Figure 11. Use of optimal spaces with OPTI over sessions

Although the percentages in Figure 11 are well above random choice (25%), they do not suggest a strong tendency to use the optimal space key. Having four space keys is convenient; but, using the optimal space key requires extra judgement on-the-fly and this is not likely to occur — at least within the confines of the limited practice in the present study.

In re-examining our digraph table, we noted that the ratio of character-only digraphs to digraphs involving spaces is 62:38. This means that 62% of the time, the pen travels from character to character when entering common English. Thus, behavioral improvements or further efforts to optimally accommodate space key usage will have a limited payoff.


We have described the design and evaluation of a high-performance soft keyboard for mobile systems. Our results indicate that after about four hours of practice users' entry rates will be higher with the OPTI layout than with a QWERTY layout. After about seven hours of practice users achieved a mean entry rate of 44.3 wpm. Our model predicts that entry rates will edge upward, reaching about 58 wpm for expert users.

These results are important for designers of pen-based systems supporting text entry. Tapping on a soft keyboard is a viable alternative to handwriting recognition, and the OPTI keyboard layout represents one possible approach to this interesting design problem.


[1]   Bellman, T., and MacKenzie, I. S. A probabilistic character layout strategy for mobile text entry, In Proceedings of Graphics Interface '98. Toronto: Canadian Information Processing Society, 1998, pp. 168-176.

[2] Card, S. K., English, W. K., and Burr, B. J. Evaluation of mouse, rate-controlled isometric joystick, step keys, and text keys for text selection on a CRT, Ergonomics 21 (1978), 601-613.

[3] MacKenzie, I. S., Sellen, A., and Buxton, W. A comparison of input devices in elemental pointing and dragging tasks, In Proceedings of the CHI '91 Conference on Human Factors in Computing Systems.
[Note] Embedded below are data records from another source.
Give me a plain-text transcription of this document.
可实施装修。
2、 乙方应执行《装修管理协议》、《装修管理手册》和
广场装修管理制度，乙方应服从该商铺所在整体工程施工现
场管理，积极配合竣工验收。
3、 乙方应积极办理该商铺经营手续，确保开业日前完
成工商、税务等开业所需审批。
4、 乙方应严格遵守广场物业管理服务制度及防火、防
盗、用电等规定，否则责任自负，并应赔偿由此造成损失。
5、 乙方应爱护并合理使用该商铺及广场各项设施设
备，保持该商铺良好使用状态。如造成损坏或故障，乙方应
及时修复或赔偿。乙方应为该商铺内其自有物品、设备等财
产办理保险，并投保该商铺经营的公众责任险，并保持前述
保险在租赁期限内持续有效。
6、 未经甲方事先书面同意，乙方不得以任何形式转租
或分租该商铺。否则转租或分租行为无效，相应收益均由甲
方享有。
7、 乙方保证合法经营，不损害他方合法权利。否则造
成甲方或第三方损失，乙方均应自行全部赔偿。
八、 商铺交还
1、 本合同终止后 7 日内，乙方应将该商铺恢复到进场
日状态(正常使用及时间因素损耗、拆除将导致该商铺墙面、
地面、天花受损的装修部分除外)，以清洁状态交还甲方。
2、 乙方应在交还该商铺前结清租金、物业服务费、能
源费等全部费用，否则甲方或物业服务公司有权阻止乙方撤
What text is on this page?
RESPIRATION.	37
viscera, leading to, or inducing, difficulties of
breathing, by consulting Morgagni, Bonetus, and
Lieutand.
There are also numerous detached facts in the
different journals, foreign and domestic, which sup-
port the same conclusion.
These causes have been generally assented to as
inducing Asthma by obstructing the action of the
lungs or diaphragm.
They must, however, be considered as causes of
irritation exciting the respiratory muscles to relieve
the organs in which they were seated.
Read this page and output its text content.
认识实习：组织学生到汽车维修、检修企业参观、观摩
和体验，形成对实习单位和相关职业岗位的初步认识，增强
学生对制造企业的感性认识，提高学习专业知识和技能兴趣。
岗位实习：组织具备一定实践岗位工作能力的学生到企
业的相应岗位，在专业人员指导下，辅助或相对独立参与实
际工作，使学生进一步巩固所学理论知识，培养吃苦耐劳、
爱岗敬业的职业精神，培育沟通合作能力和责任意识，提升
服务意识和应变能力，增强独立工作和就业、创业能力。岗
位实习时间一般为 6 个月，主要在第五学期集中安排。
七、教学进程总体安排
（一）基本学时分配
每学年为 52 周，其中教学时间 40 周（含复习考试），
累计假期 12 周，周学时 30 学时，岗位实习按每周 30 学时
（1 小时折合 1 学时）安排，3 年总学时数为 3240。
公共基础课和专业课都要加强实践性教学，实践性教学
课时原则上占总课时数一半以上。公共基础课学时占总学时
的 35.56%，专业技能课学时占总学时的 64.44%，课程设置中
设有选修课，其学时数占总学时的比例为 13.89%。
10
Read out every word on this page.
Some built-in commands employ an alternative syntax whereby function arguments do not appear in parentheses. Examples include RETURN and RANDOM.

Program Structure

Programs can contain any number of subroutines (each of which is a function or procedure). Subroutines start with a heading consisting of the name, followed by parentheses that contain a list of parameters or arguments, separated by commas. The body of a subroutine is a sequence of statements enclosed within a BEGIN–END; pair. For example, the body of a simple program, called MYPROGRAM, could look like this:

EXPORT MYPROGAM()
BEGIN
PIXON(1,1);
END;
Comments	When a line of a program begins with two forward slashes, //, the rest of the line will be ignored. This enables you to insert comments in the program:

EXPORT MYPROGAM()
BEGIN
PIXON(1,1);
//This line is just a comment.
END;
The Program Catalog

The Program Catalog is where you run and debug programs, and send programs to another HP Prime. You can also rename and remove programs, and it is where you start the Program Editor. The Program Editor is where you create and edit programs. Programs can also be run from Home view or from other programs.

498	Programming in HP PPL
New York: ACM, 1991, pp. 161-166.

[4] Matias, E., MacKenzie, I. S., and Buxton, W. One-handed touch typing on a QWERTY keyboard, Human-Computer Interaction 11 (1996), 1-27.

[5] Maynzer, M. S., and Tresselt, M. E. Table of sigle-letter and digram frequency counts for various word-length and letter-position combinations, Psychonomic Monograph Supplements 1 ,2 (1965), 13-32.

[6] McQueen, C., MacKenzie, I. S., and Zhang, S. X. An extended study of numeric entry on pen-based computers, In Proceedings of Graphics Interface '95. Toronto: Canadian Information Processing Society, 1995, pp. 215-222.

[7] Soukoreff, W., and MacKenzie, I. S. Theoretical upper and lower bounds on typing speeds using a stylus and keyboard, Behaviour & Information Technology 14 (1995), 370-379.

1.   The Fitaly keyboard layout fares quite well according to our prediction model. To our knowledge, however, no empirical evaluation of this product has been published. For more information see

2. When the character-space-character pattern is symmetrical there would be two or more space keys that create the same shortest path. In an extreme case with E-Space-E, all the four space keys are equally optimal.